How farmers can build up carbon in soils

The research is run by Massey University and Plant & Food Research using full inversion tillage to renew pasture. The results so far are promising. Peter Burke reports on a field day at Massey attended by 50 farmers, scientists and rural professionals.

Professor Mike Hedley of Massey University says the research was prompted by a national survey that showed New Zealand pasture soils are nearing the limit of their capacity to store more carbon. ike

The survey showed topsoils rich in carbon, but subsoils devoid of carbon, challenging the researchers to find a way to use subsoil to store more carbon.

Hedley says there are caveats on the research: it is aimed at low to rolling country which can be easily ploughed and which a farmer would normally re-grass over time to improve pasture quality.

Hedley and Dr Mike Beare propose full inversion tillage (ploughing) as a solution. This involves ploughing deeper than normal, bringing the subsoil to the surface and simultaneously burying the topsoil.

“We wanted to see if we could put that topsoil with the carbon deeper where it might decompose slower and create a new opportunity for carbon to be stored in the topsoil,” says Hedley.

Finding a suitable ploughing method led the team to the UK where full inversion tillage has been used to regenerate the growth of heather. 

Hedley says the equipment used overseas was a bit over-the-top for what they had in mind so in typical Kiwi style he made his own.

“We looked at a much simpler design that could just be clipped on any of our ploughs: a disc cultivator and a skimmer that would lift the topsoil layer and drop it in the furrow, then the mouldboard would bring the subsoil up. 

“The first thing we did was modify an old mouldboard plough that I had at home; it worked. 

“Then we imported a new German plough which is what we have today and which is specifically designed to do the job we wanted done.”

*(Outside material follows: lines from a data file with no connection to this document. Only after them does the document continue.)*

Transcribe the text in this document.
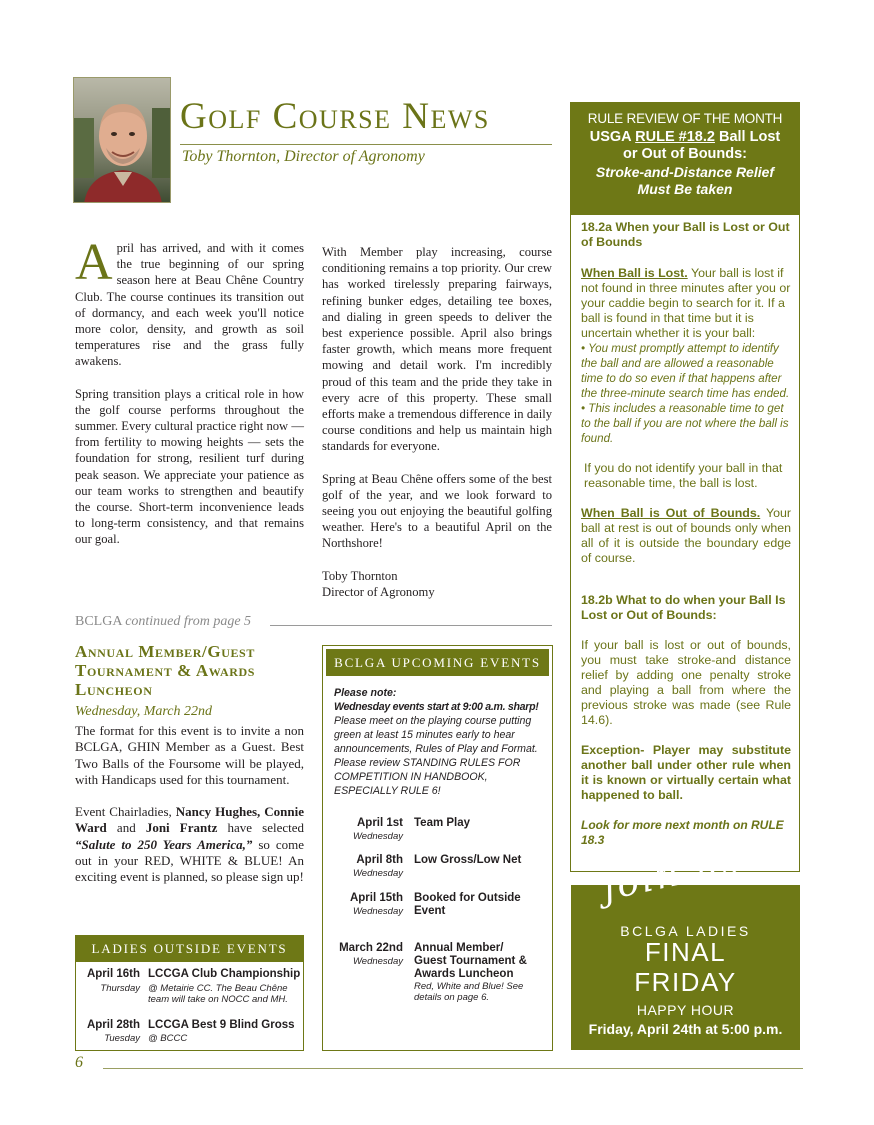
Golf Course News
Toby Thornton, Director of Agronomy

April has arrived, and with it comes the true beginning of our spring season here at Beau Chêne Country Club. The course continues its transition out of dormancy, and each week you'll notice more color, density, and growth as soil temperatures rise and the grass fully awakens.

Spring transition plays a critical role in how the golf course performs throughout the summer. Every cultural practice right now — from fertility to mowing heights — sets the foundation for strong, resilient turf during peak season. We appreciate your patience as our team works to strengthen and beautify the course. Short-term inconvenience leads to long-term consistency, and that remains our goal.

With Member play increasing, course conditioning remains a top priority. Our crew has worked tirelessly preparing fairways, refining bunker edges, detailing tee boxes, and dialing in green speeds to deliver the best experience possible. April also brings faster growth, which means more frequent mowing and detail work. I'm incredibly proud of this team and the pride they take in every acre of this property. These small efforts make a tremendous difference in daily course conditions and help us maintain high standards for everyone.

Spring at Beau Chêne offers some of the best golf of the year, and we look forward to seeing you out enjoying the beautiful golfing weather. Here's to a beautiful April on the Northshore!

Toby Thornton
Director of Agronomy
BCLGA continued from page 5
Annual Member/Guest Tournament & Awards Luncheon
Wednesday, March 22nd

The format for this event is to invite a non BCLGA, GHIN Member as a Guest. Best Two Balls of the Foursome will be played, with Handicaps used for this tournament.

Event Chairladies, Nancy Hughes, Connie Ward and Joni Frantz have selected “Salute to 250 Years America,” so come out in your RED, WHITE & BLUE! An exciting event is planned, so please sign up!

LADIES OUTSIDE EVENTS
April 16th
Thursday
LCCGA Club Championship
@ Metairie CC. The Beau Chêne team will take on NOCC and MH.
April 28th
Tuesday
LCCGA Best 9 Blind Gross
@ BCCC
BCLGA UPCOMING EVENTS
Please note:
Wednesday events start at 9:00 a.m. sharp!
Please meet on the playing course putting green at least 15 minutes early to hear announcements, Rules of Play and Format. Please review STANDING RULES FOR COMPETITION IN HANDBOOK, ESPECIALLY RULE 6!
April 1st
Wednesday
Team Play
April 8th
Wednesday
Low Gross/Low Net
April 15th
Wednesday
Booked for Outside Event
March 22nd
Wednesday
Annual Member/ Guest Tournament & Awards Luncheon
Red, White and Blue! See details on page 6.
RULE REVIEW OF THE MONTH
USGA RULE #18.2 Ball Lost
or Out of Bounds:
Stroke-and-Distance Relief
Must Be taken
18.2a When your Ball is Lost or Out of Bounds
When Ball is Lost. Your ball is lost if not found in three minutes after you or your caddie begin to search for it. If a ball is found in that time but it is uncertain whether it is your ball:
• You must promptly attempt to identify the ball and are allowed a reasonable time to do so even if that happens after the three-minute search time has ended.
• This includes a reasonable time to get to the ball if you are not where the ball is found.
If you do not identify your ball in that reasonable time, the ball is lost.
When Ball is Out of Bounds. Your ball at rest is out of bounds only when all of it is outside the boundary edge of course.
18.2b What to do when your Ball Is Lost or Out of Bounds:
If your ball is lost or out of bounds, you must take stroke-and distance relief by adding one penalty stroke and playing a ball from where the previous stroke was made (see Rule 14.6).
Exception- Player may substitute another ball under other rule when it is known or virtually certain what happened to ball.
Look for more next month on RULE 18.3
join us!
BCLGA LADIES
FINAL
FRIDAY
HAPPY HOUR
Friday, April 24th at 5:00 p.m.
6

The important message to farmers about this project is its direct link to pasture renovation, Hedley says. 

The researchers expect a farmer would renovate or re-grass about 10% of their farm each year using full inversion tillage.

Allowing organic matter time to decompose

Dr Mike Beare, a principal scientist at Plant & Food Research, says allowing more carbon to accumulate in the soils is a key means of offsetting some of the greenhouse gas emissions from pastoral farming.

“If we can accumulate carbon in the soils we can offset some of the carbon losses from other parts of the pastoral farming systems. By burying the carbon from the topsoil at depth, and bringing up subsoil material which is under-saturated with carbon, we can grow new grass on it and accumulate carbon on the new surface and create a new topsoil.” 

Referring to full inversion tillage, Beare points out that farmers have been ploughing paddocks for centuries. The researchers have slightly modified their plough to bury organic topsoil deep down.

“We are ploughing to a slightly greater depth than most farmers do now, but not that much. 

“There may be benefits in going deeper in some cases but the deeper you go the more energy you will consume in pulling the plough through the soil and that will be a trade-off for the carbon you accumulate.”

Beare says while pasture renewal with full inversion tillage is suitable for dairy farms, it would work equally well for intensive sheep and beef farms and possibly deer on flat or gently rolling land. 

Developing new topsoil

Full inversion tillage is ‘a means of buying time’, came a comment at the field day.

Mike Beare says this means buried organic matter is expected to decompose with time.

“The question is will it decompose right back down to background levels in the subsoil? Evidence from some previous studies suggests that it won’t and that we will retain some of that carbon we bury. 

“The next question is how rapidly will the new topsoil accumulate carbon under the new pasture? What we know is that we are buying ourselves time because we are slowing that decomposition and accumulating new carbon at the surface.”

The research involves field trials in the North and South Islands. In the case of the latter, the soils tend to be freer draining which can give slightly different results. 

Trials are also running in glasshouses to simulate what happens when soil is inverted by the ploughing process.

“We have built a chamber where we can label the plants with carbon 13 -- a heavy isotope of carbon that allows us to trace the movement of the carbon into the plant and into the soil. By doing these experiments under controlled conditions we can better estimate how much carbon we are accumulating in the soil at depth or in the profile,” Beare says.

The research has been funded for three years by MPI and other partners and is now about half finished. Beare says there would be merit in going further with the work and this will be discussed with the funders.

He says the results so far show that full inversion tillage results in an increase in the production of new pasture and forage crops compared to other conventional pasture renewal practices or non-renewed pasture.

Other research partners are monitoring the work, including Teagasc, in Ireland, responsible for R&D, training and advisory services in the agri-food sector. Beare says Ireland has farming systems similar to ours and the research in NZ may benefit them also.